Guy Garvey, the lead
singer of this year's Mercury Music prize winners, Elbow, says: "iTunes
is responsible for the death of the album."

As
with AC/DC, he calls for the site to offer artists the choice of
"locking" their album. "The album is a piece of work that we laboured
over and not a bunch of downloads flung together to satisfy a
contractual demand."

There are also financial
reasons for opposing iTunes. With no packaging or distribution costs,
royalty rates should be higher, says Kid Rock. This is the reason he
won't allow his work on iTunes.

Angus Young says
that two big name rock acts are now rethinking their presence on iTunes
because the singles vs albums sales equation simply isn't working for
them.

"I met these bands and they were asking me
all about not being on iTunes," he says. "I told them that since iTunes
came into existence, we've actually increased our back catalogue sales
without being on the site, and at the time we were sternly warned by
our management team and our record label that the complete opposite
would be the case."

Young wouldn't confirm the
names of those acts.

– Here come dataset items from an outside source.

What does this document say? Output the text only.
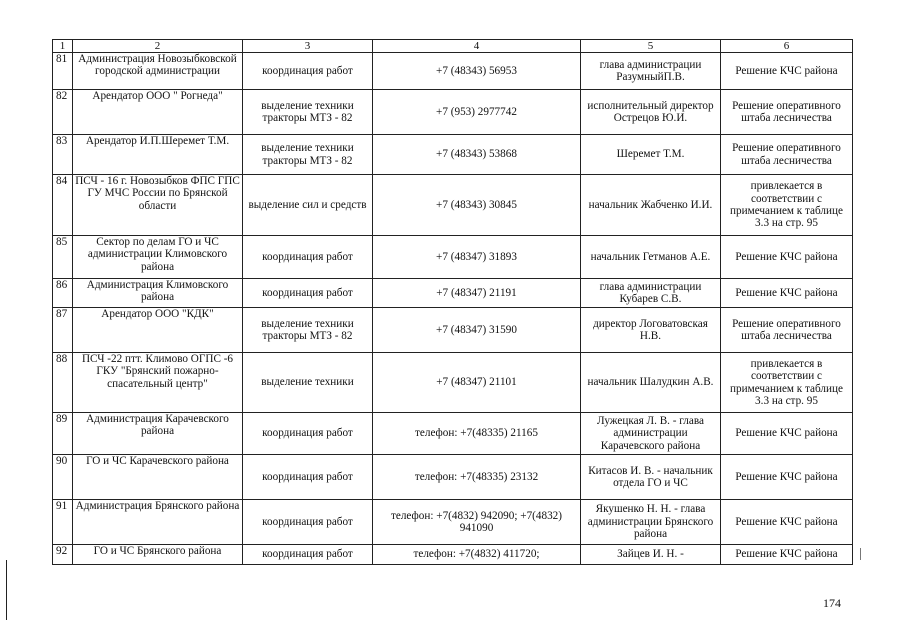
1	2	3	4	5	6
81	Администрация Новозыбковской городской администрации	координация работ	+7 (48343) 56953	глава администрации РазумныйП.В.	Решение КЧС района
82	Арендатор ООО " Рогнеда"	выделение техники тракторы МТЗ - 82	+7 (953) 2977742	исполнительный директор Острецов Ю.И.	Решение оперативного штаба лесничества
83	Арендатор И.П.Шеремет Т.М.	выделение техники тракторы МТЗ - 82	+7 (48343) 53868	Шеремет Т.М.	Решение оперативного штаба лесничества
84	ПСЧ - 16 г. Новозыбков ФПС ГПС ГУ МЧС России по Брянской области	выделение сил и средств	+7 (48343) 30845	начальник Жабченко И.И.	привлекается в соответствии с примечанием к таблице 3.3 на стр. 95
85	Сектор по делам ГО и ЧС администрации Климовского района	координация работ	+7 (48347) 31893	начальник Гетманов А.Е.	Решение КЧС района
86	Администрация Климовского района	координация работ	+7 (48347) 21191	глава администрации Кубарев С.В.	Решение КЧС района
87	Арендатор ООО "КДК"	выделение техники тракторы МТЗ - 82	+7 (48347) 31590	директор Логоватовская Н.В.	Решение оперативного штаба лесничества
88	ПСЧ -22 птт. Климово ОГПС -6 ГКУ "Брянский пожарно-спасательный центр"	выделение техники	+7 (48347) 21101	начальник Шалудкин А.В.	привлекается в соответствии с примечанием к таблице 3.3 на стр. 95
89	Администрация Карачевского района	координация работ	телефон: +7(48335) 21165	Лужецкая Л. В. - глава администрации Карачевского района	Решение КЧС района
90	ГО и ЧС Карачевского района	координация работ	телефон: +7(48335) 23132	Китасов И. В. - начальник отдела ГО и ЧС	Решение КЧС района
91	Администрация Брянского района	координация работ	телефон: +7(4832) 942090; +7(4832) 941090	Якушенко Н. Н. - глава администрации Брянского района	Решение КЧС района
92	ГО и ЧС Брянского района	координация работ	телефон: +7(4832) 411720;	Зайцев И. Н. -	Решение КЧС района
174
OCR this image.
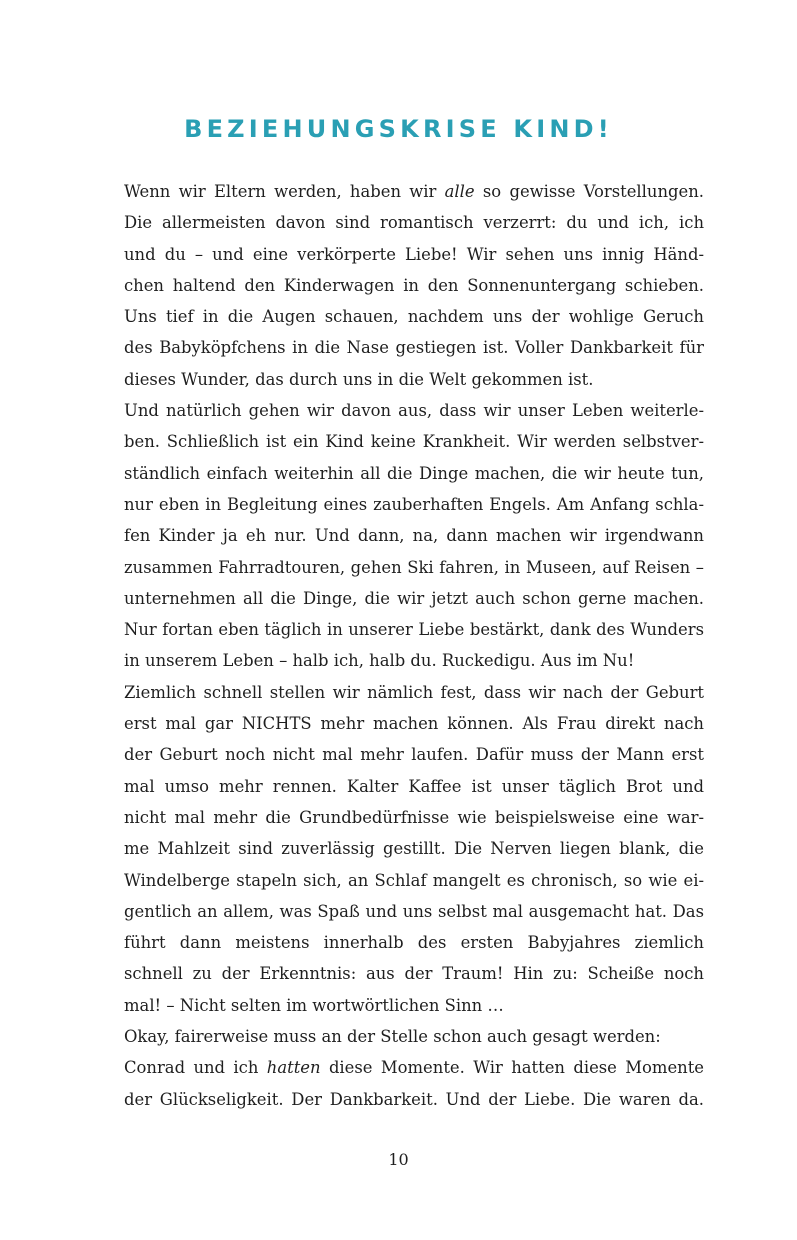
BEZIEHUNGSKRISE KIND!
Wenn wir Eltern werden, haben wir alle so gewisse Vorstellungen.
Die allermeisten davon sind romantisch verzerrt: du und ich, ich
und du – und eine verkörperte Liebe! Wir sehen uns innig Händ-
chen haltend den Kinderwagen in den Sonnenuntergang schieben.
Uns tief in die Augen schauen, nachdem uns der wohlige Geruch
des Babyköpfchens in die Nase gestiegen ist. Voller Dankbarkeit für
dieses Wunder, das durch uns in die Welt gekommen ist.
Und natürlich gehen wir davon aus, dass wir unser Leben weiterle-
ben. Schließlich ist ein Kind keine Krankheit. Wir werden selbstver-
ständlich einfach weiterhin all die Dinge machen, die wir heute tun,
nur eben in Begleitung eines zauberhaften Engels. Am Anfang schla-
fen Kinder ja eh nur. Und dann, na, dann machen wir irgendwann
zusammen Fahrradtouren, gehen Ski fahren, in Museen, auf Reisen –
unternehmen all die Dinge, die wir jetzt auch schon gerne machen.
Nur fortan eben täglich in unserer Liebe bestärkt, dank des Wunders
in unserem Leben – halb ich, halb du. Ruckedigu. Aus im Nu!
Ziemlich schnell stellen wir nämlich fest, dass wir nach der Geburt
erst mal gar NICHTS mehr machen können. Als Frau direkt nach
der Geburt noch nicht mal mehr laufen. Dafür muss der Mann erst
mal umso mehr rennen. Kalter Kaffee ist unser täglich Brot und
nicht mal mehr die Grundbedürfnisse wie beispielsweise eine war-
me Mahlzeit sind zuverlässig gestillt. Die Nerven liegen blank, die
Windelberge stapeln sich, an Schlaf mangelt es chronisch, so wie ei-
gentlich an allem, was Spaß und uns selbst mal ausgemacht hat. Das
führt dann meistens innerhalb des ersten Babyjahres ziemlich
schnell zu der Erkenntnis: aus der Traum! Hin zu: Scheiße noch
mal! – Nicht selten im wortwörtlichen Sinn …
Okay, fairerweise muss an der Stelle schon auch gesagt werden:
Conrad und ich hatten diese Momente. Wir hatten diese Momente
der Glückseligkeit. Der Dankbarkeit. Und der Liebe. Die waren da.
10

But recently, the Wall Street Journal published
sales figures that showed, of the six biggest back catalogue selling
acts in the world, the Rolling Stones, despite being available on
iTunes, limped into sixth place, with the top two acts on the list (the
Beatles and AC/DC) being iTunes refuseniks.

The
release of Black Ice will be a major blow for iTunes' claim to be the
world's biggest music retailer, but three days before that October 20
release date, a more significant threat to the company takes place when
the mobile phone company Nokia begin to sell their new "Comes With
Music" phone in UK stores.

The much-hyped Apple
iPhone was supposed to shore up iTunes sales (which it did) but Nokia
are making a bold raid on Apple's music download market.

The "Comes With Music" phone will allow users to download all the music they want for a fixed monthly subscription fee (the price of which is yet to be revealed by the company).

Each
of the four major music labels have already agreed to make their entire
catalogues available for the "Comes With Music" phone.

The phone requires an initial 12-month contract, but this does not need to be renewed.

In
the future we will all receive our music under a subscription model.
Apple have advanced plans to release an "iTunes Unlimited",
all-you-can-eat subscription service, but Nokia have stolen a march on
the normally latest-greatest-most-up-to-datest company.

For Apple, "when troubles come, they come not in single spies" but as a Nokia music phone blasting out Whole Lotta Rosie.